Compassion, courage, and a desire to see behind the veil of what we are told about the people, places, and choices of women in this world, is what writer Melissa Coss Aquino hopes readers will take away after learning about her book “Carmen and Grace”.
I hope readers will be encouraged by Carmen and Grace, their courage and love for each other, and hopefully inspired to keep their own love alive, the spark within that makes us want to be and do beautiful and powerful things, even if we don’t always have. success,” says Coss Aquino.
The debut work of the Puerto Rican writer took three decades to make. When Coss Aquino was 23 years old, she began to think of a story: two teenage cousins in The Bronx, involved in the drug trade at a young age, a future they had not imagined and in which they must fight to realize their own dreams and ambitions.

“The idea came to me while I was walking down the Grand Concourse. It was 1993. She was twenty-three years old. I graduated from college in 1991. I had a new marriage, a newborn baby, a stressful job that I loved, and two teenage cousins who lived with me. It was a lot to navigate. I knew almost immediately that I didn’t have the maturity or the distance to write the story the way I saw it in my mind,” she recalls of the book’s beginnings.
It was not until 2020, when the pandemic and the loss of her parents and other relatives pushed her to write the story that had been going around in her head for many years, and that had just been published by the William Morrow publishing house, come true. .
The novel is a drama about the inextricable bond between two young women. Carmen and Grace have been inseparable since childhood, survivors of an upbringing marked by abandonment and addiction, until a woman named Doña Durka bursts into their lives and changes everything.
“The relationships between the characters are a different story.

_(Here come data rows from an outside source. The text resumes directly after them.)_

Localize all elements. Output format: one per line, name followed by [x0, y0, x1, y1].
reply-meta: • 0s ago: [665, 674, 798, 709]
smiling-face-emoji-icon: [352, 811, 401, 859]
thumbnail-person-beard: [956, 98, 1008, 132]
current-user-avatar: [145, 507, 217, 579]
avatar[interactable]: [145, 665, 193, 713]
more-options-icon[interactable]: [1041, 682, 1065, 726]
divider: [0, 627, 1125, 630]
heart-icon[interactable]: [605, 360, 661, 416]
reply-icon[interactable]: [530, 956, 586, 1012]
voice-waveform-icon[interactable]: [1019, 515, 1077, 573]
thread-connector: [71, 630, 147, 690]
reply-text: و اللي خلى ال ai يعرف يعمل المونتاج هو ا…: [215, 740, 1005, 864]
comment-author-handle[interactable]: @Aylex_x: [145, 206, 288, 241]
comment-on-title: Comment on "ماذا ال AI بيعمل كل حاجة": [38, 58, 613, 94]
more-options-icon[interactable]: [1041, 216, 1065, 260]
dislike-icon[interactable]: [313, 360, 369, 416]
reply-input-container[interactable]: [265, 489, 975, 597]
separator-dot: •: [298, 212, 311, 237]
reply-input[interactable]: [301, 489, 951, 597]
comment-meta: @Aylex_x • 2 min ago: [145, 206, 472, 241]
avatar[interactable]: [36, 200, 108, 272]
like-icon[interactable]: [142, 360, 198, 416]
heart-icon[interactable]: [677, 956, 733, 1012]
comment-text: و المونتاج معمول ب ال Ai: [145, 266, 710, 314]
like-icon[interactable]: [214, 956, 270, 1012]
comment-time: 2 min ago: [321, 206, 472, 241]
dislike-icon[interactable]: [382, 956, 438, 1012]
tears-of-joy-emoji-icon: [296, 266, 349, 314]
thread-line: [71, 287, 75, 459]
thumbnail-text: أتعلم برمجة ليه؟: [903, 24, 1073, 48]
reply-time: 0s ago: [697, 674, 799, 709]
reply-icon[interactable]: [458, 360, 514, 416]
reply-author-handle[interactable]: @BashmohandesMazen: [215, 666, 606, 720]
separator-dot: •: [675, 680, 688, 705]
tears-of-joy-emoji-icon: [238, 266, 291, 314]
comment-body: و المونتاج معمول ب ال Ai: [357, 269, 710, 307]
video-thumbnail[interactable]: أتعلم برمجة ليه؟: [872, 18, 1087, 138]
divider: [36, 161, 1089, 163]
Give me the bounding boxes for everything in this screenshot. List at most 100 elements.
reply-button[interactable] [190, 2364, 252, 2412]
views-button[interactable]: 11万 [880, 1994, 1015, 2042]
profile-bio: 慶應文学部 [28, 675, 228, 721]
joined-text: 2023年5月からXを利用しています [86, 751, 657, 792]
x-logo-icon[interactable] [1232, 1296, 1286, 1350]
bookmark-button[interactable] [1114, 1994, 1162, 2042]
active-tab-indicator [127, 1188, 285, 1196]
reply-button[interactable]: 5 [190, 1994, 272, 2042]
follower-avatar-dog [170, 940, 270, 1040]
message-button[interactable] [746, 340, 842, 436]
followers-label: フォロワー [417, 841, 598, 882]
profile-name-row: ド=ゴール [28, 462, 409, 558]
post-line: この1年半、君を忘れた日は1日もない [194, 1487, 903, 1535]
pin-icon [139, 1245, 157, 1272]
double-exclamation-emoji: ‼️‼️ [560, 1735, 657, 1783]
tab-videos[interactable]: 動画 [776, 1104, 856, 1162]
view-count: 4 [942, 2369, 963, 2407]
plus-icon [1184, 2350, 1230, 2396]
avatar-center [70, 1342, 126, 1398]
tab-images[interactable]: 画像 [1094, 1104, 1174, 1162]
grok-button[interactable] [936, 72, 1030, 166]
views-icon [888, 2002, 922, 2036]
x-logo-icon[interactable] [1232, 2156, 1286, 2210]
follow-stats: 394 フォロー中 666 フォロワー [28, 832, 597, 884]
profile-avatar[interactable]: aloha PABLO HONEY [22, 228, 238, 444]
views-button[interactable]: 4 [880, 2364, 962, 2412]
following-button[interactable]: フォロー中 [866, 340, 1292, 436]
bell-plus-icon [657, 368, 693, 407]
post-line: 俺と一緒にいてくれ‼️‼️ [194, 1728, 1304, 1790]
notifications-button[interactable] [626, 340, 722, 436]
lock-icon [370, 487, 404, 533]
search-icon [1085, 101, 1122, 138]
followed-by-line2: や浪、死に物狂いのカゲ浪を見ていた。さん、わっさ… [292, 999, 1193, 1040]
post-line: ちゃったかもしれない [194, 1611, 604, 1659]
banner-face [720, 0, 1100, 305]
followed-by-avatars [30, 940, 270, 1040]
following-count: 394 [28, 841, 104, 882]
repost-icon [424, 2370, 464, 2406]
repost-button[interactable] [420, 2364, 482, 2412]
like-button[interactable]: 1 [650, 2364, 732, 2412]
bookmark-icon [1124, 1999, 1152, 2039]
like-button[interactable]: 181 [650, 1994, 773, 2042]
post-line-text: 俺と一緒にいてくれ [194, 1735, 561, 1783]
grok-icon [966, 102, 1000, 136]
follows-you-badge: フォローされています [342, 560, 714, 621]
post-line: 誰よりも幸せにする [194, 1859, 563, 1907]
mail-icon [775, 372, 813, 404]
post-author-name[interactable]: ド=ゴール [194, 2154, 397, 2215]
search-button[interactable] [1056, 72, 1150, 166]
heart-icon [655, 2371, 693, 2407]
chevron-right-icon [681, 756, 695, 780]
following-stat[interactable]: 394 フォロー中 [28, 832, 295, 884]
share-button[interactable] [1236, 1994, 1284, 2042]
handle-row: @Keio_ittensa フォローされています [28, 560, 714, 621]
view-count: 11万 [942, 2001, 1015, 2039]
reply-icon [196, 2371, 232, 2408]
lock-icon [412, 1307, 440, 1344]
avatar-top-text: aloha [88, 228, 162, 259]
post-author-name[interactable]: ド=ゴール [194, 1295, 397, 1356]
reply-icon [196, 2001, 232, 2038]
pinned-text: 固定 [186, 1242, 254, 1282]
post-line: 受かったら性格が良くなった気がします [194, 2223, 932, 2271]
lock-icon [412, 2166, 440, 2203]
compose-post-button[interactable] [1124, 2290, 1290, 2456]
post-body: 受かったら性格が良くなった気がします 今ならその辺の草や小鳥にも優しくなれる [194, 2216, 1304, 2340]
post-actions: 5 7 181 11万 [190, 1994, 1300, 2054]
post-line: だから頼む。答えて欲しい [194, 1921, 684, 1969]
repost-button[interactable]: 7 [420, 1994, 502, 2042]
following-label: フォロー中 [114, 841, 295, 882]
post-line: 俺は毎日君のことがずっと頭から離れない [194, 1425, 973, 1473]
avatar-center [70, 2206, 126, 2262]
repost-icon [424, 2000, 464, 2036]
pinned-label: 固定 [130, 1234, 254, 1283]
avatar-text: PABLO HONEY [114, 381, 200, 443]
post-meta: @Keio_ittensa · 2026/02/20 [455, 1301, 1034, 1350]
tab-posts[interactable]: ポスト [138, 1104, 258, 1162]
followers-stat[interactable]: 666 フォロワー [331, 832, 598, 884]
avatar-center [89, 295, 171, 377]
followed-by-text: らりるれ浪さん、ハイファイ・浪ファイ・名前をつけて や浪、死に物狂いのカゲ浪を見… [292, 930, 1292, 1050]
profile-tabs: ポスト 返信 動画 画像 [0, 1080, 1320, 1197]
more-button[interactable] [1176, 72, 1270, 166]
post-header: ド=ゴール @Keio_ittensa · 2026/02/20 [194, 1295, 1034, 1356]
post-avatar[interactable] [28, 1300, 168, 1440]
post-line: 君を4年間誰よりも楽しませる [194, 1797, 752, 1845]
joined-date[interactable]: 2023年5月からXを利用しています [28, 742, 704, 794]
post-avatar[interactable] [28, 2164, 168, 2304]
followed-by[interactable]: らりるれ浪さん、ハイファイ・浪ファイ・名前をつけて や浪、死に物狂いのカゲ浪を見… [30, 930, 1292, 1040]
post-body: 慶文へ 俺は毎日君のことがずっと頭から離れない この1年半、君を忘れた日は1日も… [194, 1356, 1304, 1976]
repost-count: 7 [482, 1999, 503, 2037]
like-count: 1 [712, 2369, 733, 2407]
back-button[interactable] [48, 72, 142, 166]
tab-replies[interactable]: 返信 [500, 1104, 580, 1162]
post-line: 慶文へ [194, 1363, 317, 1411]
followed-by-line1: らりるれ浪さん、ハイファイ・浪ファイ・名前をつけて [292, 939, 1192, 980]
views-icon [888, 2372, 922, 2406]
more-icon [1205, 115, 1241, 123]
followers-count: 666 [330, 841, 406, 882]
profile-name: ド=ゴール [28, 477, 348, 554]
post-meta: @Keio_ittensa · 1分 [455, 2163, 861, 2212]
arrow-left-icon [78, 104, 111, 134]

I think that each one has a pressure point along a part of the journey of discovering how to leave, or how to stay and survive, and how to differentiate love from fear as a reason to stay or leave”, explains the author with a PhD. in English from The Graduate Center, CUNY and is currently an Associate Professor at Bronx Community College.
A moving meditation on women’s choices and the legacy of violence, as tough and tender as its two main characters, Carmen and Grace.
“I was changed writing this book, and I hope it can touch readers the way it touched me,” concludes Coss Aquino, who is working on a memoir about the Bronx and Puerto Rico related to his family.